In an interview with Wyborcza.pl, Maria Anna Potocka recalls:
Kantor wanted him to be his actor. He always firmly rejected the offer. He said that if Kantor returned to this idea, they would argue. I think that their characters were identical.
From 1980 onwards, Chrobak realised many exhibitions in the Starmach Gallery. In 1998 he was the co-curator (with Marek Świca) of the 1st Exhibition of Modern Art: Fifty Years Later, which was one of the most important artistic events in post-war Poland. The greatests avant-garde artists from all of Poland were invited to this event, which turned out to be the most important review of tendencies and trends in Polish art of the 1940s. The exhibition in the Starmach Gallery in Kraków (then repeated in Warsaw's Zachęta in 2000) aimed to recreate the original presentation as well as present a new outlook on the works of artists from that time.
There are just a few people in Poland to whom post-war art owes so much (…) And yet he was a very modest man, he didn't give interviews, didn't seek popularity. He was my authority when it came to post-war avant-garde classics.
– says Andrzej Starmach, art dealer and historian, in an interview for Wyborcza.pl
Starting in 2000 he worked as a curator for Cricoteca – he organised exhibitions dedicated to Tadeusz Kantor in Palazzo Pitti in Florence, in KUMU Museum in Tallin, and in the National Gallery of Vilnius. He was a curator of exhibitions of Władysław Hasior, and Krzysztof Niemczyk and a joint presentation of Beuys and Kantor in the MOCAK Museum of Contemporary Art in Krakow (the exhibit "Beuys, Kantor, Demarco" is set to open on October 16th, 2015).
The director of Cricoteca, Natalia Zarzecka says:
He was one of the main curators of Cricoteka. And one of the most active people in the world. He loved what he did. He had a great influence on many younger theatre and art historians. He knew everything about Kantor.
Publications and Prizes
He was the author of a few dozen catalogues, studies and essays concerning artists from the Kraków Group and artistic life in 20th century Kraków and Poland.
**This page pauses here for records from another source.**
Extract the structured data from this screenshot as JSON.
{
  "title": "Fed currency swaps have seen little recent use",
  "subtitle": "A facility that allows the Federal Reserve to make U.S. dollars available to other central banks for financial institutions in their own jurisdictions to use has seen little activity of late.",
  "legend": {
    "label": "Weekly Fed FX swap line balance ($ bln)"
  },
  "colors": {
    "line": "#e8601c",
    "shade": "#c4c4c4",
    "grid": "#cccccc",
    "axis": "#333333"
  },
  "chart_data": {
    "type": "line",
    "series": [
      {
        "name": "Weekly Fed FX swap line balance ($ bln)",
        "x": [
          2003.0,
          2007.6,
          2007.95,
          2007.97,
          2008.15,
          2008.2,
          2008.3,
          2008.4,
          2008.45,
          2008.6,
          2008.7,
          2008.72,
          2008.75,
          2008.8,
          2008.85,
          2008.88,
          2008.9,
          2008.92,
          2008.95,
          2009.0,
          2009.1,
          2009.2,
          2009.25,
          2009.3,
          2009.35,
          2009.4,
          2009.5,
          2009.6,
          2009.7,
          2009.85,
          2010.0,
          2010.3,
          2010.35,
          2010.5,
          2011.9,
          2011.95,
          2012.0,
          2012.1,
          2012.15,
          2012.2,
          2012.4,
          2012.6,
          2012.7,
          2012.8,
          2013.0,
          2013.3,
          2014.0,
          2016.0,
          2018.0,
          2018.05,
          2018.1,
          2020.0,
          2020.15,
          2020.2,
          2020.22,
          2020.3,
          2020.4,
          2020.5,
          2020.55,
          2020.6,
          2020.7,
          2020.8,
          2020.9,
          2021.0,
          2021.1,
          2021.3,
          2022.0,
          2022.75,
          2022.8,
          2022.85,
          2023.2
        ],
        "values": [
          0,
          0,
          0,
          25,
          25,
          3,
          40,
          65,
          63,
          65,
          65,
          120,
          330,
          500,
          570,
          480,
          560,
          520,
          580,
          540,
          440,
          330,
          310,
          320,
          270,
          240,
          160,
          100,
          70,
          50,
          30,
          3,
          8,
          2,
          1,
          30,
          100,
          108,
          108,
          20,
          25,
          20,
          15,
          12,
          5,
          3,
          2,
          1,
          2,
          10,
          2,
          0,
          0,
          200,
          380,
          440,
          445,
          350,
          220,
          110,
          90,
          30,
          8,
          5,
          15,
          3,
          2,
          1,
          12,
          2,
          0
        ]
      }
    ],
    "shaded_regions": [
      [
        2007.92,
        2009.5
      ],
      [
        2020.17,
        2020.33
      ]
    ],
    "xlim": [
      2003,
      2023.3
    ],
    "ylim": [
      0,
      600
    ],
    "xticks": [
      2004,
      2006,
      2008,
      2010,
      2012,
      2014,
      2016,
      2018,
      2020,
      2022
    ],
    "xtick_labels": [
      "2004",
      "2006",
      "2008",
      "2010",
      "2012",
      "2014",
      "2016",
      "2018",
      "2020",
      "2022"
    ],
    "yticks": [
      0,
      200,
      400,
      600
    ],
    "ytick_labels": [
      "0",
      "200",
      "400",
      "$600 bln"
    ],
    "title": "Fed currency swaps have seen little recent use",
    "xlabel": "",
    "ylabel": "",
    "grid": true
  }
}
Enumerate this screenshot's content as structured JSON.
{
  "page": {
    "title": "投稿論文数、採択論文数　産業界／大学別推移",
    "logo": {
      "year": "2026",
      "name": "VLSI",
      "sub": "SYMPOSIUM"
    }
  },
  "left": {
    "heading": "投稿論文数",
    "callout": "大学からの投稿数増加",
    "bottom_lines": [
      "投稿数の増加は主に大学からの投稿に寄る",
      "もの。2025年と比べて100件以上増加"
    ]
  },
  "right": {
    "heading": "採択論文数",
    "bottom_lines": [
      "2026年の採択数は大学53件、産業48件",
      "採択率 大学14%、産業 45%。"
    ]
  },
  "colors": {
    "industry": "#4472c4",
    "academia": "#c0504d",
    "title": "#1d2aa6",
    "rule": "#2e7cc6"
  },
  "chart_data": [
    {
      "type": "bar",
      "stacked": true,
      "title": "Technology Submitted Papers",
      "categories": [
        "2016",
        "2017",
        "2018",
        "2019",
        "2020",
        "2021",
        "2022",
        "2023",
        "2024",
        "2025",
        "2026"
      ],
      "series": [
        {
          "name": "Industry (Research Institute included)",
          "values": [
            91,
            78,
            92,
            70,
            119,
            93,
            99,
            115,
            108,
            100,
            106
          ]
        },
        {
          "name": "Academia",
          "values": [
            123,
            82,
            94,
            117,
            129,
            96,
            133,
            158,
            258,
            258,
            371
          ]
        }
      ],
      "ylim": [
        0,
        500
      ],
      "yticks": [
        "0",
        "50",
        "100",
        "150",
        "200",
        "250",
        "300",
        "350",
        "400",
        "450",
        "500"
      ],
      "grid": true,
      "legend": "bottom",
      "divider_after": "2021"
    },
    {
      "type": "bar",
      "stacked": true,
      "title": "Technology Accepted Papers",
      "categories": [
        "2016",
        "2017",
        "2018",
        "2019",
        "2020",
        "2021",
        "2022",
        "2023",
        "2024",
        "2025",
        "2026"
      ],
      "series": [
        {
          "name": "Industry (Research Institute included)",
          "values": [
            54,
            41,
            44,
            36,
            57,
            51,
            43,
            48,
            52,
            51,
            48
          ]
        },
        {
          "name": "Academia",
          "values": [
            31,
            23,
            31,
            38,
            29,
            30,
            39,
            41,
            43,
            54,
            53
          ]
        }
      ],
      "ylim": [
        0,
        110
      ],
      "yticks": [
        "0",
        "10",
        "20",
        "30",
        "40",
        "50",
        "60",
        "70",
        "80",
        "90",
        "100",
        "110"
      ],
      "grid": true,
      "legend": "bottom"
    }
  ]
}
Among other things, he was the co-editor (together with Marek Świca) of the comprehensive study 1st Exhibition of Modern Art: Fifty Years Later, which included archival materials, essays, photographs, and a reprint of the catalogue of the original exhibition (published by Starmach Gallery, Kraków 1998).
He created an almanac of the life and works of Tadeusz Kantor. He received the Jerzy Stajuda Art Criticism Prize twice.
Józef Chrobak died of cancer in Kraków, on October 2nd 2015.
In the last days of October, in the Starmach Gallery, a farewell evening was organised. Chrobak's son, an academic, invited friends to listen to his father's favourite music and to talk about art.